Electric power sends energy through a circuit to power an electrical device. A battery may be spent after it delivers its energy, or we may be able to refresh it. Much of modern society might not have evolved the way it did without this magical device. Did Volta make the first battery, or was it someone else? Let’s find out.
Who Made the First Battery: Was It Volta?
The answer to this question depends on what we consider a battery to be. That piece of the puzzle is simple. A battery has a positive cathode terminal, and a companion negative anode one.
The negative anode stores the energy. But this energy must flow across to the cathode through an electrolyte before it can leave the battery. The device that Alessandro Volta invented in 1800 meets those basic criteria.
His voltaic pile contained pairs of alternating zinc and copper discs, between which energy flowed through pieces of cloth soaked in salty water. Volta definitely made a pioneering battery. But was it the first one?

What If the Leyden Jar Was the First Battery?
This is where the story gets interesting. Two men, Ewald von Kleist and Pieter van Musschenbroek came up with the same idea in 1745, working independently.

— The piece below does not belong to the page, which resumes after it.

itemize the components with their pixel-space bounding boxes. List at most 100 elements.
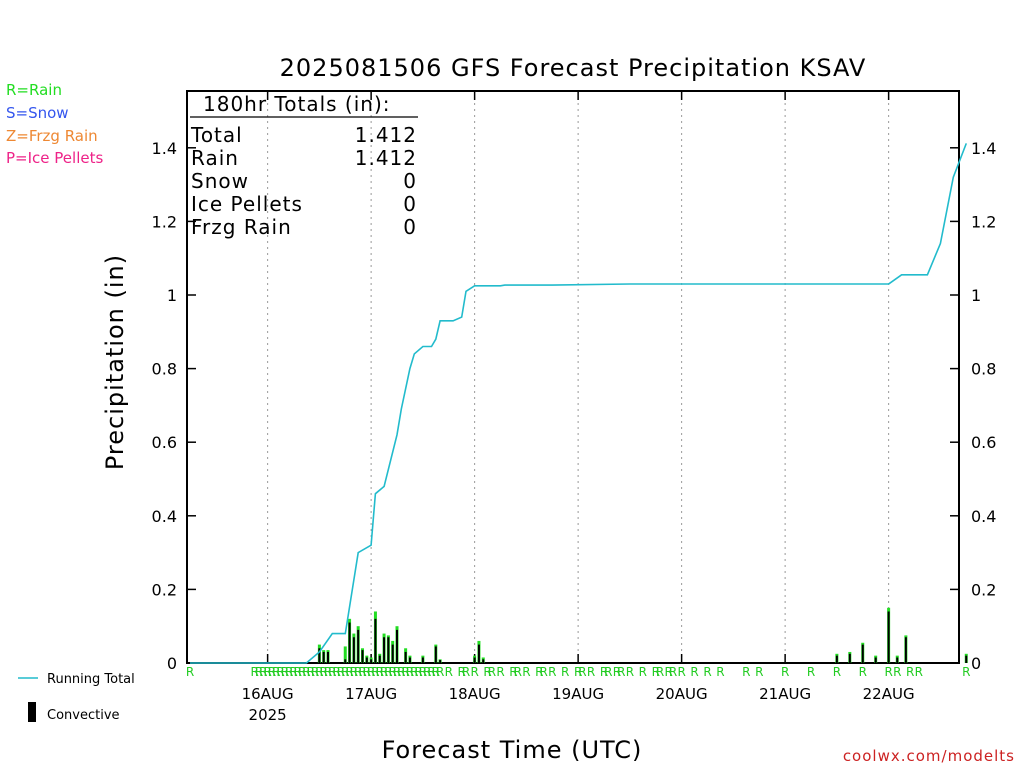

Their invention was a glass jar with a lid, and a metal foil terminal cemented to the inside and the outside. A separate metal terminal projected vertically through the lid, while contacting the metal foil. The current flowed if the jar contained water.

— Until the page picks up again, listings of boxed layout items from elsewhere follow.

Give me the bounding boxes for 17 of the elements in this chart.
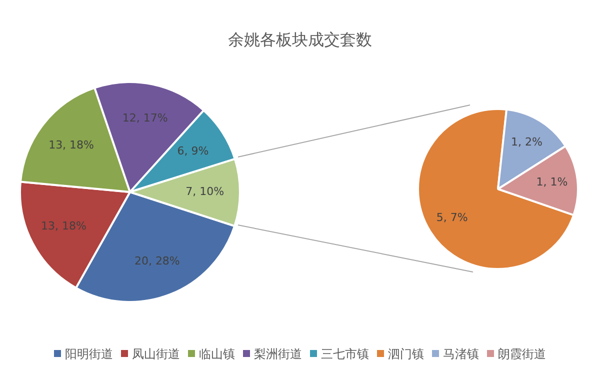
data-label: 7, 10% bbox=[186, 185, 224, 198]
legend-label: 梨洲街道 bbox=[253, 347, 302, 361]
legend-label: 临山镇 bbox=[198, 347, 235, 361]
data-label: 13, 18% bbox=[48, 138, 94, 152]
legend-label: 泗门镇 bbox=[387, 347, 424, 361]
data-label: 20, 28% bbox=[134, 254, 180, 268]
data-label: 1, 2% bbox=[510, 136, 542, 149]
chart-title: 余姚各板块成交套数 bbox=[227, 30, 373, 51]
data-label: 1, 1% bbox=[536, 176, 568, 188]
legend-label: 凤山街道 bbox=[131, 347, 180, 361]
legend-label: 马渚镇 bbox=[442, 347, 479, 361]
data-label: 6, 9% bbox=[177, 144, 209, 158]
legend-label: 三七市镇 bbox=[320, 347, 369, 361]
data-label: 13, 18% bbox=[41, 220, 86, 233]
data-label: 12, 17% bbox=[122, 112, 168, 125]
legend-label: 朗霞街道 bbox=[497, 347, 546, 361]
legend-label: 阳明街道 bbox=[64, 347, 113, 361]
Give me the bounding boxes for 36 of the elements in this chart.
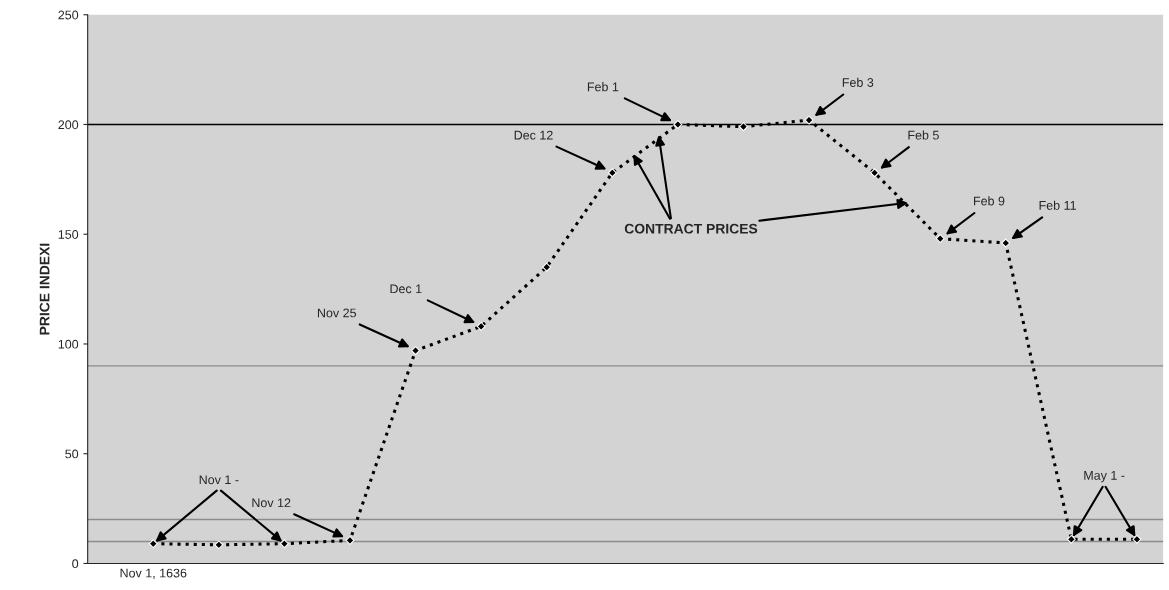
y-tick-label: 100 xyxy=(58,339,79,349)
point xyxy=(804,115,814,125)
annotation: Feb 1 xyxy=(587,82,619,92)
point xyxy=(345,535,355,545)
y-tick-label: 0 xyxy=(72,559,79,569)
point xyxy=(214,540,224,550)
point xyxy=(476,321,486,331)
annotation: Nov 12 xyxy=(252,498,291,508)
point xyxy=(279,539,289,549)
annotation: CONTRACT PRICES xyxy=(624,223,758,234)
y-tick-label: 200 xyxy=(58,120,79,130)
y-axis-title: PRICE INDEXI xyxy=(39,243,50,335)
annotation: Dec 12 xyxy=(514,130,553,140)
annotation: Feb 9 xyxy=(974,196,1005,206)
annotation: Feb 5 xyxy=(908,130,939,140)
x-tick-label: Nov 1, 1636 xyxy=(120,568,187,579)
y-tick-label: 50 xyxy=(65,449,79,459)
annotation: May 1 - xyxy=(1084,471,1125,483)
point xyxy=(935,234,945,244)
annotation: Feb 3 xyxy=(842,77,874,87)
y-tick-label: 150 xyxy=(58,230,79,239)
annotation: Feb 11 xyxy=(1039,200,1076,210)
point xyxy=(739,122,748,132)
point xyxy=(411,346,421,355)
point xyxy=(542,262,552,272)
point xyxy=(1066,534,1076,544)
y-tick-label: 250 xyxy=(58,10,79,20)
annotation: Dec 1 xyxy=(390,284,422,294)
point xyxy=(1001,238,1011,248)
point xyxy=(607,168,617,178)
point xyxy=(1132,534,1142,544)
annotation: Nov 25 xyxy=(317,308,357,318)
point xyxy=(870,168,880,178)
point xyxy=(673,120,683,129)
point xyxy=(148,539,158,549)
annotation: Nov 1 - xyxy=(199,475,239,485)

This device that we now call the leyden jar released the energy it stored in one single quick burst. Therefore,we have to agree that Volta made the first battery. This is because his pile delivered a flow of energy.

One Was a Battery. The Other Was a Capacitor
Volta’s device was the first battery, because a static electrical charge flowed from it. The Leyden Jar was the first capacitor, because it stored electrostatic energy in an electrical field.
Both devices exist side by side in our world of electricity storage.The big difference is batteries deliver greater energy density, while capacitors charge and discharge much faster.